Analyzing resources for namespace: app-namespace

Pod Resources and Usage:
+---------------------------+---------------+------------+------------------+--------------+------------+--------------+
| Name                      | CPU Requests  | CPU Limits | Memory Requests  | Memory Limits| CPU Usage  | Memory Usage |
+===========================+===============+============+==================+==============+============+==============+
| app-backend-57659b4b78-lzg6z| 500m          | 1          | 512Mi            | 1Gi          | 150m       | 600Mi        |
+---------------------------+---------------+------------+------------------+--------------+------------+--------------+
...

Node Resources:
+---------------+---------------+------------------+------------------+----------------------+
| Node Name     | CPU Capacity  | CPU Allocatable  | Memory Capacity  | Memory Allocatable   |
+===============+===============+==================+==================+======================+
| node-1        | 4             | 3.8              | 16Gi             | 15.5Gi               |
+---------------+---------------+------------------+------------------+----------------------+
...

This output allows us to quickly see if any pods are approaching their resource limits or if our nodes are under resource pressure.

Benefits and Use Cases

These tools offer several advantages:

  1. Quick Diagnostics: Rapidly identify problematic pods and common error patterns.
  2. Resource Optimization: Easily spot over- or under-provisioned pods.
  3. Customization: Extend the scripts to look for specific issues relevant to your applications.
  4. Lightweight: No need to install heavy monitoring solutions for basic diagnostics.
  5. Automation Friendly: Easily incorporate into CI/CD pipelines or chatops tools.

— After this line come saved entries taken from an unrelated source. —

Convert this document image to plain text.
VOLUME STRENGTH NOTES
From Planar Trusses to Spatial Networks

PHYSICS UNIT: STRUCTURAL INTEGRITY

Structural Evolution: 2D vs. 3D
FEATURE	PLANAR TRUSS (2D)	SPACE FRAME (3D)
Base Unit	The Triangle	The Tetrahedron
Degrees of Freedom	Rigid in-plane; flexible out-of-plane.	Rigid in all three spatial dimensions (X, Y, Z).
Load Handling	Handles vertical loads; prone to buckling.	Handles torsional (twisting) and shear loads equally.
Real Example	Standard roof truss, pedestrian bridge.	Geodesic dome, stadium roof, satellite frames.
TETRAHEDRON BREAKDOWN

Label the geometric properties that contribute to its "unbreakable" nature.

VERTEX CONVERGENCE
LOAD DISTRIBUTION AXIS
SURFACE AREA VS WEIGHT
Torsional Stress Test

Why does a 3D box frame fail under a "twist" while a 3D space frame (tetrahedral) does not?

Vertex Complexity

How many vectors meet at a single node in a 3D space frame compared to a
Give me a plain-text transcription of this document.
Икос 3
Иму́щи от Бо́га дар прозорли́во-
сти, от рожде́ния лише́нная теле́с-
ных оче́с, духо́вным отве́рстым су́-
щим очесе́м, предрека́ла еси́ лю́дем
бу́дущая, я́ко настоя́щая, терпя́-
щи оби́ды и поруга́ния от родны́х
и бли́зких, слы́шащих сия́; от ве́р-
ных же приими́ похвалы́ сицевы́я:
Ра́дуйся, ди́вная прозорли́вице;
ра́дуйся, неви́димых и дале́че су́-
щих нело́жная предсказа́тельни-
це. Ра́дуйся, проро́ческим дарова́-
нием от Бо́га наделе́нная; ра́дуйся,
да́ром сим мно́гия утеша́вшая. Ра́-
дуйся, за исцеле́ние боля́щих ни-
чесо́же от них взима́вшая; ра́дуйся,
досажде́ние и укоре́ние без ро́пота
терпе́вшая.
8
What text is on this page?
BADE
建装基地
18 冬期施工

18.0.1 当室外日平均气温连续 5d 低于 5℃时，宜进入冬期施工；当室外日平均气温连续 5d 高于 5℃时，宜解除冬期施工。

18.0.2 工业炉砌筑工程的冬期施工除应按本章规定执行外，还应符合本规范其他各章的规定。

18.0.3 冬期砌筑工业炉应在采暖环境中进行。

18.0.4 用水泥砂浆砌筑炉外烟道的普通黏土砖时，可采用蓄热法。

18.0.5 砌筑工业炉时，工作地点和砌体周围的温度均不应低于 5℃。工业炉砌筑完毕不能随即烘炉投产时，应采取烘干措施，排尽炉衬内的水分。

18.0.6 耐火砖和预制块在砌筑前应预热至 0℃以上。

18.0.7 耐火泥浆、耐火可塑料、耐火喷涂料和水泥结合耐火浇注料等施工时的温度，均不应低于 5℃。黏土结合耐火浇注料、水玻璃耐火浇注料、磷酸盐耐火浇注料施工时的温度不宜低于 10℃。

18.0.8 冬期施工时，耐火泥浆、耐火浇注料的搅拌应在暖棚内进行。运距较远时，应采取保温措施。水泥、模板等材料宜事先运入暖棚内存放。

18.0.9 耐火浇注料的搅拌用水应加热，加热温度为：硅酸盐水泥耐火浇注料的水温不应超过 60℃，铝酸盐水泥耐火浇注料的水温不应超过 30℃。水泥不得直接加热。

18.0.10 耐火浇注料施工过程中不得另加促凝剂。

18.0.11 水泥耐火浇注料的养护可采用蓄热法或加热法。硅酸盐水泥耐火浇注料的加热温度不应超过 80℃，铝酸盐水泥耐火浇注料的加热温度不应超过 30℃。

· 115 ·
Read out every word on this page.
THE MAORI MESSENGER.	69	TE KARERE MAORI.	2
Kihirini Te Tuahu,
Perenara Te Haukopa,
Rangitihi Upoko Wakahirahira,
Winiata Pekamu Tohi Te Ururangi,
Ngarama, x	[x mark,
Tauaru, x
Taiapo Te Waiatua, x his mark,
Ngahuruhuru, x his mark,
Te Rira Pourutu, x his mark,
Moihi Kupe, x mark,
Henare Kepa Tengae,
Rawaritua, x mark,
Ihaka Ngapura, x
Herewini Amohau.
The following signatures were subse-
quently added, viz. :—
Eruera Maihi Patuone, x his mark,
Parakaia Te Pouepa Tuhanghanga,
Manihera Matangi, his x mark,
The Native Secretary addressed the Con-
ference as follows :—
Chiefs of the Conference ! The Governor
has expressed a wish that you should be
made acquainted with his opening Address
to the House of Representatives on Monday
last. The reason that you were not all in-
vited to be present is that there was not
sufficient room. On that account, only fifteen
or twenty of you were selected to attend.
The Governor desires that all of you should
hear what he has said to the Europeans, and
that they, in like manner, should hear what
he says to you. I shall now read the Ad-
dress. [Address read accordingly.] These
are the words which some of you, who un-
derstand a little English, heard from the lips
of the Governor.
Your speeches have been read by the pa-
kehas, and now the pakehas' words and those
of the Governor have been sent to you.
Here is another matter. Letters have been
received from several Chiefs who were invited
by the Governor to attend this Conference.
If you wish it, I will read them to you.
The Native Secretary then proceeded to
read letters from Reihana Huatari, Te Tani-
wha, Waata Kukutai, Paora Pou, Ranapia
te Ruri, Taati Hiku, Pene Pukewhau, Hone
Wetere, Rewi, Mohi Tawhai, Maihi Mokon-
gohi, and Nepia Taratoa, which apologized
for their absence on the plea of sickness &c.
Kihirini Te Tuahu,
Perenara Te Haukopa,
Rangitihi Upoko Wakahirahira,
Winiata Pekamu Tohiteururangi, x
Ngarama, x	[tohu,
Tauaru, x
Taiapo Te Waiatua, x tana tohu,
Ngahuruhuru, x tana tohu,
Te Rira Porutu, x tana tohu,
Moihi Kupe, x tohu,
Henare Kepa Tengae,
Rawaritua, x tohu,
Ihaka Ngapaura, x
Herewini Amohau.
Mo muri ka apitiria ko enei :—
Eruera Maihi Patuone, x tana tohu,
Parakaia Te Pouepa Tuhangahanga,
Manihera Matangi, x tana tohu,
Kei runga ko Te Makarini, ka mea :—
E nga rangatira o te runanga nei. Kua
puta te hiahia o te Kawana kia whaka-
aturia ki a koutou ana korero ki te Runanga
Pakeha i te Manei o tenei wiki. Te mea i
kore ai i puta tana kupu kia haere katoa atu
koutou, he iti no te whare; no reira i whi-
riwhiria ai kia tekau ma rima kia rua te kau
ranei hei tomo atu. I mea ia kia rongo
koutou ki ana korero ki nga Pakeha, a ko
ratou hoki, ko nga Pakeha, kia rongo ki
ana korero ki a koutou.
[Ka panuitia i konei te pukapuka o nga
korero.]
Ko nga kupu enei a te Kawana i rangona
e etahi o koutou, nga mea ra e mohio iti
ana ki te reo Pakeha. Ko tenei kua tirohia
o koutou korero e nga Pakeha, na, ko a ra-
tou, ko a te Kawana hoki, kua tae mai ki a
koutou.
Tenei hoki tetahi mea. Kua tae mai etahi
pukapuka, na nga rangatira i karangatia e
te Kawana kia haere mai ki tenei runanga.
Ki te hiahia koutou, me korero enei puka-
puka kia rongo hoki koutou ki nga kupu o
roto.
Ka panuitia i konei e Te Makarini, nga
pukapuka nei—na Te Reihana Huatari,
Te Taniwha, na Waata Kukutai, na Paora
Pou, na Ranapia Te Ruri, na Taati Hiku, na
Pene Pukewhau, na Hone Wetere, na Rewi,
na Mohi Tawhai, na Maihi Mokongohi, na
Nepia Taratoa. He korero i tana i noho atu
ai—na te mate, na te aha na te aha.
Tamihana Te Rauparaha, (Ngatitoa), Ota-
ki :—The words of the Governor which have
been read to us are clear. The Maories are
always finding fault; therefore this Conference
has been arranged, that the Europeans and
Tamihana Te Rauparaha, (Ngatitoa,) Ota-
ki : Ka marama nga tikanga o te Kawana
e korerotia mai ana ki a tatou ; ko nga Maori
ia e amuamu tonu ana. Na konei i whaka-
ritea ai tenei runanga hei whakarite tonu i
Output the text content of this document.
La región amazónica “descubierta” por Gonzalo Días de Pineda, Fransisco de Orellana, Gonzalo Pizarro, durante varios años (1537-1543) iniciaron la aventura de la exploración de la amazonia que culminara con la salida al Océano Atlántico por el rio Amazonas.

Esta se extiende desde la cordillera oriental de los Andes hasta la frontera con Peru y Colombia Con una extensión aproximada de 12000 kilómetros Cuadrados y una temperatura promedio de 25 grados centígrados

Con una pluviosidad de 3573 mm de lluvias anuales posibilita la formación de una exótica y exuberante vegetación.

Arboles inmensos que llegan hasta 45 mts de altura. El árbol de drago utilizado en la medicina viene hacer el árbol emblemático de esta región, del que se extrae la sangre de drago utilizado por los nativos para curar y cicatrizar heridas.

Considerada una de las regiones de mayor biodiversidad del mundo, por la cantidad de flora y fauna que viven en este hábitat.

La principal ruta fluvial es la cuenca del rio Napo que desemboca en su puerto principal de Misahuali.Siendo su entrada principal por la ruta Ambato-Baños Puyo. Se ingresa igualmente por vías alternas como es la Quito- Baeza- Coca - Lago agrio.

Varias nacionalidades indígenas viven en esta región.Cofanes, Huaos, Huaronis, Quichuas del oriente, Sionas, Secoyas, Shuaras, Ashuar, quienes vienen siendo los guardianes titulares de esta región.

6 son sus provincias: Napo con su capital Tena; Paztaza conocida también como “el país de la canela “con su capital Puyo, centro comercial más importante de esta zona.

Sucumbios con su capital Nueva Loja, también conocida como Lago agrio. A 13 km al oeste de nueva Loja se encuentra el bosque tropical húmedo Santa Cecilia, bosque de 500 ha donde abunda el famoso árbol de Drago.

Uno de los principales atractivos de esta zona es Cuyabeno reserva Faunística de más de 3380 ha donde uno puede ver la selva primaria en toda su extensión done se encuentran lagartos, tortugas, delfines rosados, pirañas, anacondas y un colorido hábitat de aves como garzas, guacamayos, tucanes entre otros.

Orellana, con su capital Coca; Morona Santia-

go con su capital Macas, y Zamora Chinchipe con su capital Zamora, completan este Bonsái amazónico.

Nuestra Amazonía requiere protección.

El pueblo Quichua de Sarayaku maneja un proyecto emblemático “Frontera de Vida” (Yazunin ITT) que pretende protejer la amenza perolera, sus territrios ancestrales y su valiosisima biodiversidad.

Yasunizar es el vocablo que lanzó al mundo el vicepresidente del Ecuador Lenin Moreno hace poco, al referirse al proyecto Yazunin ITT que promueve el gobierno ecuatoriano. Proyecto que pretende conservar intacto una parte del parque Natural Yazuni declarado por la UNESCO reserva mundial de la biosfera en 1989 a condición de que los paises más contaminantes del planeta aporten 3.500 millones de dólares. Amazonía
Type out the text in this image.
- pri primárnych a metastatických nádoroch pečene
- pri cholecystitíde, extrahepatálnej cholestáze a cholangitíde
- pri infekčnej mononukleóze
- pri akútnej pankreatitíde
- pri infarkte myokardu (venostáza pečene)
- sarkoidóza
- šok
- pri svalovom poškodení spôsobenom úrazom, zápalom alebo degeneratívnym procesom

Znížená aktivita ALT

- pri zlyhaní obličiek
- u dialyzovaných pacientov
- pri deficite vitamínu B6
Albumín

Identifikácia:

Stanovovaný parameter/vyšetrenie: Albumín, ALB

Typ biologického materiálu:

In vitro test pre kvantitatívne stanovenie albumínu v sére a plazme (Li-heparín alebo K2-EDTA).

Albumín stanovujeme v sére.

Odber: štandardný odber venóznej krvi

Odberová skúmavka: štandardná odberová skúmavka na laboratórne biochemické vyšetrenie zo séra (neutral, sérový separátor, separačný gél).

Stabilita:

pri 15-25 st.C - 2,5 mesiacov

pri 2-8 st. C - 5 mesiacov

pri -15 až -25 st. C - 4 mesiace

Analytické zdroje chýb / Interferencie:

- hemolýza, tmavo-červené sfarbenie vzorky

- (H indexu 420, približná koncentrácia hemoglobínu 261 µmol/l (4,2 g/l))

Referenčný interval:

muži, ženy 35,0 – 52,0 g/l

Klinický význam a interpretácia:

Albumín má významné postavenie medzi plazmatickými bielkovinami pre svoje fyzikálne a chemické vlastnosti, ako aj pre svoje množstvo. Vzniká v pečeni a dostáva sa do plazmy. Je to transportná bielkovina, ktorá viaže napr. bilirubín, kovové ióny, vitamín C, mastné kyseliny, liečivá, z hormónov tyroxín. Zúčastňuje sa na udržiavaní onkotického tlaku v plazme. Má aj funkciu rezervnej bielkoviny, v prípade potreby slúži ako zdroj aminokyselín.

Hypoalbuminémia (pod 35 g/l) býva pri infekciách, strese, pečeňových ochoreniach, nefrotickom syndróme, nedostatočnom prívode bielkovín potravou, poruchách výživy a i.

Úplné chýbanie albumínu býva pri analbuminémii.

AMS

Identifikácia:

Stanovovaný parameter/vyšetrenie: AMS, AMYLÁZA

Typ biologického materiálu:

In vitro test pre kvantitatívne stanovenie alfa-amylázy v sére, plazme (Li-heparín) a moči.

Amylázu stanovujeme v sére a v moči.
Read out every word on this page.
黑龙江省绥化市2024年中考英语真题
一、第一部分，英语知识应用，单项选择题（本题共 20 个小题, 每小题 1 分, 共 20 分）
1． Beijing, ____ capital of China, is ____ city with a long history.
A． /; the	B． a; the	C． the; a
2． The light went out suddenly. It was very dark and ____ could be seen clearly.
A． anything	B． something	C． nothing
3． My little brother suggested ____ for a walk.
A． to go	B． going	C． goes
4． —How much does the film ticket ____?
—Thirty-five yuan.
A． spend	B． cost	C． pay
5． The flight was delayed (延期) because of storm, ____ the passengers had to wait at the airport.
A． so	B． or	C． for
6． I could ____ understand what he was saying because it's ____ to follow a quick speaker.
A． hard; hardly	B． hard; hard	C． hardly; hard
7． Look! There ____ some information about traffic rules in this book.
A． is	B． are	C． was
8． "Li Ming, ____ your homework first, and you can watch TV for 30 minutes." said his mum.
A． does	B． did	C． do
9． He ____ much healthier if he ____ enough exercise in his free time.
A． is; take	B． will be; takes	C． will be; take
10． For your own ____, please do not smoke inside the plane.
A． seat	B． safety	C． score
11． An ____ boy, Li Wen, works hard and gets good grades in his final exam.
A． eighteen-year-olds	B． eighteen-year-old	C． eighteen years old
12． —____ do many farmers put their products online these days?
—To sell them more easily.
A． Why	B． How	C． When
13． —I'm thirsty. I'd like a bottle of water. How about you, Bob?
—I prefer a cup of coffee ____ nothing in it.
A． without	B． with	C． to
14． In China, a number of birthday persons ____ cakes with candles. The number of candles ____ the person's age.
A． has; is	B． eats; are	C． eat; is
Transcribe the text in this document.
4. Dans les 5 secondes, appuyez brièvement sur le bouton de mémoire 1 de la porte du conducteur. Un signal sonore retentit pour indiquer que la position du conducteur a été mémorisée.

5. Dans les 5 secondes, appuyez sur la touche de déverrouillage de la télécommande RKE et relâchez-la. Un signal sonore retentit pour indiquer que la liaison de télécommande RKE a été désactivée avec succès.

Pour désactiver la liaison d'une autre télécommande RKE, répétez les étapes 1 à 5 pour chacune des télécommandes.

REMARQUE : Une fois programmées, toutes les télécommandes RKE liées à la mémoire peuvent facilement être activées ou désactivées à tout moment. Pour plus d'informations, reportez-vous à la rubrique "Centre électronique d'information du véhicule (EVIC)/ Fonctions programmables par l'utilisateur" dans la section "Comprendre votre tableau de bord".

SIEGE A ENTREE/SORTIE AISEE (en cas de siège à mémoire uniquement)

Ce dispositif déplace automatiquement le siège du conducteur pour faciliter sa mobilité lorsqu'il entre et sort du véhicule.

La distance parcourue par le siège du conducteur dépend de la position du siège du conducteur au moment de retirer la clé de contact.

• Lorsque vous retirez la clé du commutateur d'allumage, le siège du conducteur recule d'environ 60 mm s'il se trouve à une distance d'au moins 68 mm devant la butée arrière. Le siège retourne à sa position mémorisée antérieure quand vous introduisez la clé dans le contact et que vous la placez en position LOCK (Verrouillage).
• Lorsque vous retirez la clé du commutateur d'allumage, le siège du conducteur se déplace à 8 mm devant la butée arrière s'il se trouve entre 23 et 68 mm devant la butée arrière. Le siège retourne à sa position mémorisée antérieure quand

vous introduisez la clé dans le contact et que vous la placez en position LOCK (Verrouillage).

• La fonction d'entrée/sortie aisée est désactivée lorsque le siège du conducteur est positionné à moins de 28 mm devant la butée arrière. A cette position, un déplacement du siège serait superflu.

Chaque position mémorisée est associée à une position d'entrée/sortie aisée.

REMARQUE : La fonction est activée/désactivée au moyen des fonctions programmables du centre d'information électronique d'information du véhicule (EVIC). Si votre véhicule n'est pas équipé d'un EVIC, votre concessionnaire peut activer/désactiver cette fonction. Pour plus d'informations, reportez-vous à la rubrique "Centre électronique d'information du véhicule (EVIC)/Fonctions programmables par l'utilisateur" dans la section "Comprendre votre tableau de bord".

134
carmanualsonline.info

We've found these scripts particularly useful for:

  • Troubleshooting batch job failures
  • Capacity planning and resource allocation
  • Quick health checks during deployments

Conclusion

While these custom scripts don't replace comprehensive monitoring solutions, they provide a quick and effective way to gain insights into your Kubernetes clusters. By focusing on common pain points – error analysis and resource utilization – they've become valuable tools in our DevOps toolkit.

Remember, the key to effective DevOps is not just having the right tools, but knowing when and how to use them. These scripts serve as a starting point; feel free to adapt and extend them to meet your specific needs.

Happy monitoring!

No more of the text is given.